February 17, 2006
'I thought it was over'
Wife of saddle bronc rider gets bucked off in skeleton, but still wins bronze
TERRY JONES -- Edmonton Sun

CESANA PARIOL, Italy -- Now she knows what it feels like to be bucked off.

Her husband has to ride his professional rodeo saddle broncs for only eight seconds but Mellisa Hollingsworth-Richards had to ride her Olympic one out for two minutes.

Difference is, after she got bucked off, she won - in this case, a bronze medal. That doesn't happen in rodeo.

After making it to the podium in every single World Cup event this year, the skeleton competitor from Eckville was convinced she'd finished her Olympics in fourth yesterday.

"I honestly thought it was over," she said. "When I saw my time flash up, I thought 'Oh great! Fourth! I'd rather finish last than fourth.' Every athlete I know thinks the worst place to finish is fourth."

The cowgirl, who grew up wanting to be a barrel racer, ended up over a barrel.

But the 25-year-old, who ended up marrying saddle bronc rider Billy Richards, became the first Canadian to win an Olympic medal in her sport at the big bobsled track about 90 kilometres outside of Turin.

And she definitely did it the hard way. Before she tasted the thrill of victory, she experienced the agony of defeat.

"All within two minutes," she said.

"I went through a wide range of emotions.

"I went through heartbreak," she said of completing her second run and seeing "2" come up on the scoreboard.

With two racers to go, 2 + 2 = fourth.

The two racers left to go had finished one-two ahead of her in the first trip down the 19-turn track.

When she didn't see "1" come up, that meant Shelley Rudman had secured a rare Winter Olympic medal for Great Britain. And now Hollingsworth-Richards had to cheer for Diana Sartor of Germany to go slow.

She knew it wasn't going to be Maya Pederson of Switzerland, who had won the right to be the last slider down the track with a run 0.75 seconds faster than her own in the first go-round.

Between the two of them, Peterson and Hollingsworth-Richards had won six of the seven World Cup races this season. Peterson had won four to her two. No, it had to be the German to falter worse than she had.

When Sartor finished her run, the scoreboard showed Hollingsworth-Richards ahead and heading to downtown Turin today to be presented with a bronze medal.

"I knew I'd lost my spot and I knew I had to sit and wait. It was a little bit of heartbreak and then, a minute later, I was on top of the world again.
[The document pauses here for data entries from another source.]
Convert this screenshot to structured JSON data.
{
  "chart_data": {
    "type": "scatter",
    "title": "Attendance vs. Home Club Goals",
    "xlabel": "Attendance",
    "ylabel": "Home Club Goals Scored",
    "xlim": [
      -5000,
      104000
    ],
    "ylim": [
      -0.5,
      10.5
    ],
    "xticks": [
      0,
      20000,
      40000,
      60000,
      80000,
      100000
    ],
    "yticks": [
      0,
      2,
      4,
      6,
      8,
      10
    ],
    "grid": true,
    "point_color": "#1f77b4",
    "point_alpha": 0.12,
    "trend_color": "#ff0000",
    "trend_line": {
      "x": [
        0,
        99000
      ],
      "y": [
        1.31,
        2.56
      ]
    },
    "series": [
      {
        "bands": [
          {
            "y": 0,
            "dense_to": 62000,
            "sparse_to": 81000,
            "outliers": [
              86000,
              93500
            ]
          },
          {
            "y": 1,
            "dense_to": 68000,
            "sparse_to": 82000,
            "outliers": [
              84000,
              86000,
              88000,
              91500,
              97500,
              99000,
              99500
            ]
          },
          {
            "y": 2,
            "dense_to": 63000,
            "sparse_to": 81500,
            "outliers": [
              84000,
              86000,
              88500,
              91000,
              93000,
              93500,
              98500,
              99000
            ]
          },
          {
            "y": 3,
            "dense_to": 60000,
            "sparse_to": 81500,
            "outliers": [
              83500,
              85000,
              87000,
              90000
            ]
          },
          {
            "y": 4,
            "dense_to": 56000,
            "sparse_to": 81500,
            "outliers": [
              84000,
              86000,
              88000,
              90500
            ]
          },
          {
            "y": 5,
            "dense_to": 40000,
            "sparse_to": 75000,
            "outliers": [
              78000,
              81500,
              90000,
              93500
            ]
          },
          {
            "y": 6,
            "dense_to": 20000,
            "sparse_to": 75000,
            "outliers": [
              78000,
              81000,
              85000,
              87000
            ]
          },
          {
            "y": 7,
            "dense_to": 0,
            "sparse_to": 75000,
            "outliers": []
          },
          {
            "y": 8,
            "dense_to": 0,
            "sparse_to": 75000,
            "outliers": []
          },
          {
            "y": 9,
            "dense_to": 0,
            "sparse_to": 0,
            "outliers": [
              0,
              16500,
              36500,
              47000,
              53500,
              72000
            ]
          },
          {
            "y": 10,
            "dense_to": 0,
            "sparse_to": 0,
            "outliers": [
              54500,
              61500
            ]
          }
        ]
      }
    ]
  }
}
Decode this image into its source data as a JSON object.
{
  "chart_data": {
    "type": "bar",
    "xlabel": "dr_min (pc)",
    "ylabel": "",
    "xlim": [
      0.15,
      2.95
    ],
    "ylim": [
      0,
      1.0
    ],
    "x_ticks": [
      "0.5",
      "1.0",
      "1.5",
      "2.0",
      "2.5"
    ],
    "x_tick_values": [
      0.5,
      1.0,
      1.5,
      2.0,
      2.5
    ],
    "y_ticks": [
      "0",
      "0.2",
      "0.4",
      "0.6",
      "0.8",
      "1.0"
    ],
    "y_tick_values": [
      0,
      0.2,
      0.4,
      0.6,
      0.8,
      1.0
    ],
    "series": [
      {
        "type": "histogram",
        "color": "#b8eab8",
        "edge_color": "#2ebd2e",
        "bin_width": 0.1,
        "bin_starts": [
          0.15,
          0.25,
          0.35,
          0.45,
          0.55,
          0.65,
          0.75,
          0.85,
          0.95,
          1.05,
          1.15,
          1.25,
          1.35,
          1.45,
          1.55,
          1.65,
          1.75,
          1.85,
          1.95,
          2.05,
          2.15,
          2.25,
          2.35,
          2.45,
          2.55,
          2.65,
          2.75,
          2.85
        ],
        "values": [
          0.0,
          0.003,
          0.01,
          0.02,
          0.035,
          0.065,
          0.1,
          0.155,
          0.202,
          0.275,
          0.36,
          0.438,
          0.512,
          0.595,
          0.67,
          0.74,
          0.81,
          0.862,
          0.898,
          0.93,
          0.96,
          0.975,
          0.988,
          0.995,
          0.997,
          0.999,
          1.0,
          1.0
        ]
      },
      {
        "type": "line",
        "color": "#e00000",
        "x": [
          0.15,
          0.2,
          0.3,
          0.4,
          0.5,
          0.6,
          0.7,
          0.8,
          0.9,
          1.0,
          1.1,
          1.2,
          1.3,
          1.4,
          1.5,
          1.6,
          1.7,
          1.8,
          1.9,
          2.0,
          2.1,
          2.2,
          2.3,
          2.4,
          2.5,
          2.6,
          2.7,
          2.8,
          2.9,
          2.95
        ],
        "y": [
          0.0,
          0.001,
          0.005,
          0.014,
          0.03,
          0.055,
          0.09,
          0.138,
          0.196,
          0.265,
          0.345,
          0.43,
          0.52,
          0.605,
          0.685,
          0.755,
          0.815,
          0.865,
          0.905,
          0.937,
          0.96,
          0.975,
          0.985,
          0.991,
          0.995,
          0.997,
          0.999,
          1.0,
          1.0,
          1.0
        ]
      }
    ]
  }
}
"I thought I'd lost it. I thought I'd gone seven-for-seven on the podium then fell off the Olympic one. But this is eight for eight and this is great."

This is a woman who had been in the sport for 10 years and made it to a podium only three times previous to this year. She hadn't once been on top of it until the season started in Calgary and then, for the first time, Europe at the stop in Konigissee after Christmas. If there was ever a way to make a bronze medal feel like a gold, this was the way. When she stood on the flower podium, a tear trickled down her left cheek.

"I'm just so happy," she said.

"It was such a tough day. I didn't have the runs I wanted. I hit the wall a couple times on that first run, I can't even remember where. To be third after the first run and then to look like you lost a spot ..."

Hollingsworth-Richards began a list of thankyous' including sponsors, coaches and ending with "and everybody in Eckville."

She had 14 family and friends here and they created about 20% of the crowd - officially announced at 1,638, but obviously they were counting fingers and toes.

The tear on the podium, she said, came when she focused on her family.

"They weren't hard to pick out, especially my dad and Billy. They were both wearing black cowboy hats," she said.

Hollingsworth-Richards met the media wearing her Canadian podium outfit.

Like Jenn Heil, who hails from about 100 km north of Eckville in west-central Alberta, Hollingsworth-Richards refused to try on the outfit before she earned the right to wear it.

"I'm just looking forward to going down to Turin," she said of escaping the sewage, food and disappointing conditions in the Sestriere athletes village.

"I'm just looking forward to breathing again. I took a deep breath after I knew I'd won the bronze. It seemed like I'd been holding my breath in forever."